2017-02-03 作者:鹅黄的柳 来源:鹅黄的柳投稿 阅读:载入中…

 闹鬼的房子

  闹鬼的房子

  一

  这件事差不多有两年了,我骑着脚踏车,在波西村上游靠着倭尔日瓦附近的一条僻静路上走,忽然望见路上有一所使我很诧异的房子,诧异得使我跳下车来去仔细看。
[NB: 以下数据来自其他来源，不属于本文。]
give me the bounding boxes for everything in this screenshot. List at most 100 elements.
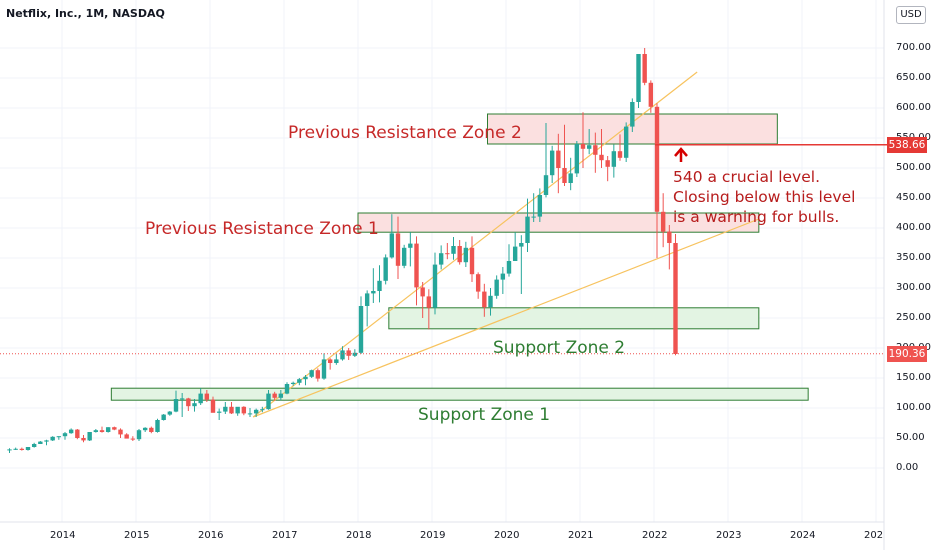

这是一所用砖砌成的房子,建筑并不特别,矗立在一个很大的园子中央四围种着一些古树―――天气呢,正是十一月的灰色天空,冷风扫荡树上的枯叶。但是那个用一种惊人的无情怪像,使那房子变为异样的缘由,就是那房子本身是扔在那难堪的无人理会的境界里。并且因为有一扇铁门已经折下来,又有一块很大而被风雨损蚀的木牌,标明房屋正待价而沽,我因此便走到那园子里,自己呢,完全被一种杂着不快和不安的好奇心所支配了。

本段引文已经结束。